Ob die Websuche von Klinikern es möglich macht, den Ausbruch von Infektionskrankheiten frühzeitiger zu erkennen, wurde kürzlich beim International Meeting on Emerging Diseases and Surveillance (IMED) in Wien diskutiert. Mehr als eine Million Mitarbeiter in Medizin und Pflege weltweit nutzen die Ressource von UpToDate, einem Unterstützungssystem für klinische Entscheidungen. Die Datenbank bietet via Internet bzw. App aktuelles, strukturiert aufbereitetes medizinisches Wissen in mehr als 10.500 klinischen Themengebieten aus 24 Disziplinen.
Forscher analysierten nun, ob Daten über die Nutzung des Systems durch Kliniker eine Rolle bei der Erkennung und der Verfolgung der Ausbrüche von Infektionskrankheiten spielen. Frühere Arbeiten in diesem Bereich, etwa von Google über Grippe-Trends, hatten die Modellierung tatsächlicher Ausbrüche im Vergleich zu Suchanfragen von Google-Nutzern zum Thema. In der aktuellen Forschungsarbeit galt es festzustellen, ob ein signifikanter Anstieg der Suchaktivität zu spezifischen Infektionskrankheiten in UpToDate Ausbrüchen vorausgeht bzw. mit ihnen korreliert.

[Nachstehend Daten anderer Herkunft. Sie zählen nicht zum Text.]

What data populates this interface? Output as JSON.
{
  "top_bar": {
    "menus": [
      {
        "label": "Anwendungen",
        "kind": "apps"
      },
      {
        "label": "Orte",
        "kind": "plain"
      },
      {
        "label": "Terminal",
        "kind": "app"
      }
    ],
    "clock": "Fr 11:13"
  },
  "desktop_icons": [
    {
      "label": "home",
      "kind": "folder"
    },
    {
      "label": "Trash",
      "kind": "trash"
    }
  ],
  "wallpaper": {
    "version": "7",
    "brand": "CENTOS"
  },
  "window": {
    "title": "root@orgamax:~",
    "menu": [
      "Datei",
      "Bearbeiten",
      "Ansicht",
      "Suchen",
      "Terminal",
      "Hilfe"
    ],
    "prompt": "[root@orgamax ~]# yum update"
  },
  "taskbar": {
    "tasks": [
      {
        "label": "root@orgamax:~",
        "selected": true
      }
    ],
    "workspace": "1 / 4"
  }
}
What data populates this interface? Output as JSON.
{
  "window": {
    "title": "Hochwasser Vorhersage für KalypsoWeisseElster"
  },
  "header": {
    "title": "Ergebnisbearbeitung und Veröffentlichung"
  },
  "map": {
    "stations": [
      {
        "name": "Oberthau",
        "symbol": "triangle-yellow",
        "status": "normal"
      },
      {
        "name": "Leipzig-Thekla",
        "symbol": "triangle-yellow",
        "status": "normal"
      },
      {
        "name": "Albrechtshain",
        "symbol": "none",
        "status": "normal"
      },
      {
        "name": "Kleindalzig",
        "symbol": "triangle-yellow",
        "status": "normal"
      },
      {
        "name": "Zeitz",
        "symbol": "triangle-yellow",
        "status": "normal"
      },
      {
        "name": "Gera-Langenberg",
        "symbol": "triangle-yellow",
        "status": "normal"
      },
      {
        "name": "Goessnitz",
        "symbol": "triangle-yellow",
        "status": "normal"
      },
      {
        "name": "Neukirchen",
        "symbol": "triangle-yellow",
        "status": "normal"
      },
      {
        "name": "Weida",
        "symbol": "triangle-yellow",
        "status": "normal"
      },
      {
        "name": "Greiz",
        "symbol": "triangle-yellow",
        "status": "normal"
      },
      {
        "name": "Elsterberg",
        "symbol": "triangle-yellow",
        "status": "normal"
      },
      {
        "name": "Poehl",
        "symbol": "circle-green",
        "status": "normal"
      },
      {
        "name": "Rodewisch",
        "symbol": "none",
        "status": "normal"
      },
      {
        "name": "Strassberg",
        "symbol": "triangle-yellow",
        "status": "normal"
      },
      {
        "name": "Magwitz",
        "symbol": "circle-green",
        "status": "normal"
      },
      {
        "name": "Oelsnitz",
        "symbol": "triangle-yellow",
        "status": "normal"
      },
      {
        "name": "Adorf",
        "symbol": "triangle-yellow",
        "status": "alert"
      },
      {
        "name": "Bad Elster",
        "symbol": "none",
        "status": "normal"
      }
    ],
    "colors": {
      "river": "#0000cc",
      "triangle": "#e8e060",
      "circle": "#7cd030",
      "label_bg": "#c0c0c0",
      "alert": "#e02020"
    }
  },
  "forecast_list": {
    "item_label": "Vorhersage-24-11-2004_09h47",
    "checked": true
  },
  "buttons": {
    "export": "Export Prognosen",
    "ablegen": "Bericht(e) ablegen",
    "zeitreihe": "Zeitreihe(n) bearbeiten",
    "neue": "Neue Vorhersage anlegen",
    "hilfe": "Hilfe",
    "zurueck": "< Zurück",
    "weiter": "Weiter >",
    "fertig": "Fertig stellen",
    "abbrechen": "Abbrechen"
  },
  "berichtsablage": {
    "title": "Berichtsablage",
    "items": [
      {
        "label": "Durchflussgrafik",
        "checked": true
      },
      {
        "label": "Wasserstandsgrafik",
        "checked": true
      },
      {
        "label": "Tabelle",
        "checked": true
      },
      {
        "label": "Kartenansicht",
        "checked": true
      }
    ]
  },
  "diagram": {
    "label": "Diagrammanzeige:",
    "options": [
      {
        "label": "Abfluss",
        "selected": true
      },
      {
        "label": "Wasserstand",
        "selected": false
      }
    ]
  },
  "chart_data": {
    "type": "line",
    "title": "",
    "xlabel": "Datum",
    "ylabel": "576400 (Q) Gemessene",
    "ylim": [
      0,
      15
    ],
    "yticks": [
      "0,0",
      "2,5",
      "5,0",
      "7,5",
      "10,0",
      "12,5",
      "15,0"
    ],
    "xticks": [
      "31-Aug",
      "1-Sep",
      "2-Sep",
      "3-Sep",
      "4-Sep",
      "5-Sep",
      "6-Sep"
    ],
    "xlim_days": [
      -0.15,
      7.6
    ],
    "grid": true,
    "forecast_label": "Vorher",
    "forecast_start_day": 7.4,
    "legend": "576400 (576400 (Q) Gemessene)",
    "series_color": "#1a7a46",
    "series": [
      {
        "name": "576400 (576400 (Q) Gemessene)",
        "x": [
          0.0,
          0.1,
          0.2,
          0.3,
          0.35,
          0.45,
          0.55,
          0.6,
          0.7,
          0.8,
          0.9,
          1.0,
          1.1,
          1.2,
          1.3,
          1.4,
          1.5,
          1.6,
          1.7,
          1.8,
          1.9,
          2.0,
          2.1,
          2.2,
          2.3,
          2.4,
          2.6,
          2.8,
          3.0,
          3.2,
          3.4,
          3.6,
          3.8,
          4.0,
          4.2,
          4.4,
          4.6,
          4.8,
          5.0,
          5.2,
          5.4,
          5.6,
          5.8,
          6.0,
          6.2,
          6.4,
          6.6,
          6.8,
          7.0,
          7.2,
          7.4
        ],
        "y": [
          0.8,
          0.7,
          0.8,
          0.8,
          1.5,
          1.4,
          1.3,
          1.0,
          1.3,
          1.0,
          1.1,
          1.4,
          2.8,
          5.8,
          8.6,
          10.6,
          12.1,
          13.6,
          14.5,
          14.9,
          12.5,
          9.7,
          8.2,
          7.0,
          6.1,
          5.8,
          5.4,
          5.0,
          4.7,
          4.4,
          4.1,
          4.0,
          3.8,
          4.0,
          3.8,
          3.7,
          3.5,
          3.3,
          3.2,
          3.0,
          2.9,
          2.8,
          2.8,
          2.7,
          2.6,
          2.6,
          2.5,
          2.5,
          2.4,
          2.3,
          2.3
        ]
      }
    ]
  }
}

Anna Thorner, MD, stellvertretende Lektorin für Infektionskrankheiten und Ko-Direktorin Lektoratsprojekte bei UpToDate, und ihr Team analysierten für ihre Studie historische, anonymisierte tagesbezogene Suchdaten aus UpToDate zu MERS (Middle East respiratory syndrome). Geografisch konzentrierten sie sich auf die Städte Jeddah und Riyadh in Saudi-Arabien, in denen 2014 und 2015 drei Krankenhaus-basierte Ausbrüche von MERS auftraten. Die Wissenschaftler verglichen die Suchdaten mit tatsächlich dokumentierten Fällen zu jenen Zeitpunkten.
Ihre Erkenntnisse sind vielversprechend: Suchanfragen zu MERS während aller drei Ausbrüche zeigten eine Korrelation mit dokumentierten Fällen. Die Anzahl dieser Anfragen lag dabei deutlich höher als in einer Kontrollgruppe, die vier andere Städte Saudi-Arabiens umfasste, die von Ausbrüchen verschont blieben.
Im Unterschied zu Suchanfragen in Google ist die Suche von Medizinern in einer professionellen Ressource wie UpToDate durch die tatsächliche Untersuchungssituation mit Patienten motiviert. „Dies erhöht die Genauigkeit und zeigt weniger Einfluss durch Medien oder durch Befürchtungen hinsichtlich eines Ausbruchs in der Öffentlichkeit“, so Thorner. Auch bei der Analyse von Suchaktivitäten in UpToDate im Kontext anderer Infektionskrankheiten bzw. weiterer Ausbrüche kamen die Forscher zu ähnlichen Ergebnissen.
Die Abfragen von Medizinern in einer so weit verbreiteten Online-Lösung wie UpToDate könnten somit nach Ansicht der Wissenschaftler als „Frühwarnsystem“ eine große Bedeutung für Gesundheitsämter haben, die mit neuen Methoden Ausbrüche früh erkennen und Gegenmaßnahmen ergreifen wollen.